GAWN supports women in creating and maintaining income opportunities through self-employment. They offer workshops in enterprise and finance, networking and peer-support opportunities, and host business exposure visits.

“A business exposure visit is taking a group of women to places where there are wholesalers or markets, and connecting them, so that they’re able to buy goods and then come [home] and resell them,” Yvonne explains. “We go maybe to Johannesburg, or Zambia, or many different places.”

Yvonne says her experience at Coady in 2011 helped shape the organization she founded in 2012 – namely through learning about the Institute’s origins in the Antigonish Movement, and through the asset-based community-development (ABCD) approach the institute espouses.

“I started the Global African Business Women’s Network as a way of making sure that women in the informal sector are not left behind in these kinds of challenging times – that they’re organized,” she says. “That had actually be influenced by what I learned about the Antigonish Movement, and applying those principles of an education that transforms the lives of people.”
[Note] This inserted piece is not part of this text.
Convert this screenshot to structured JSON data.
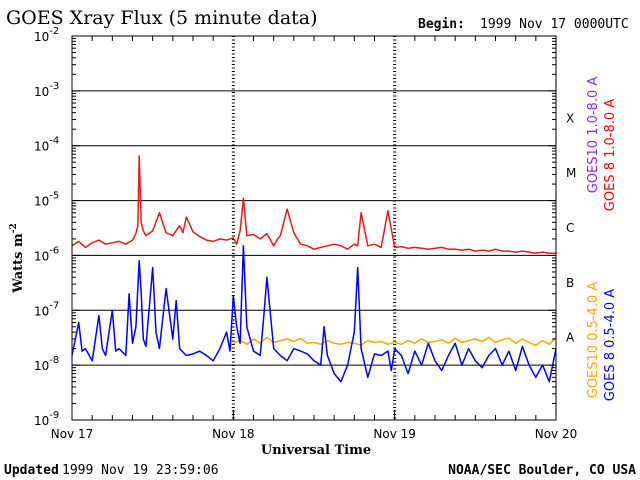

“Looking at it in a way that looks at what they have – what assets they have – and how we can tap into those assets and create opportunities that inspire women to use their own assets to create opportunities for themselves in order to be able to survive in this kind of challenging environment.”

Although the organization originated in Zimbabwe, it has grown into a borderless initiative.

“It has evolved since 2012. The women in my group work in different clusters. Some of them are what we call cross-border women; they look for markets in other neighbouring countries. I also felt it was important to connect with the diaspora – the African diaspora. So, we added bits to it when we went along.”

Yvonne has drawn much of her inspiration from watching her mother’s efforts to support her children through schooling.

“I am passionate about [helping others] because I came through that system. I saw my mother doing exactly what these women are doing. In a way, for me, it is a way of honouring my mother’s legacy. Through each of those women, I see my mother in them. That is my motivation. That is my passion, because I just know how much she struggled.”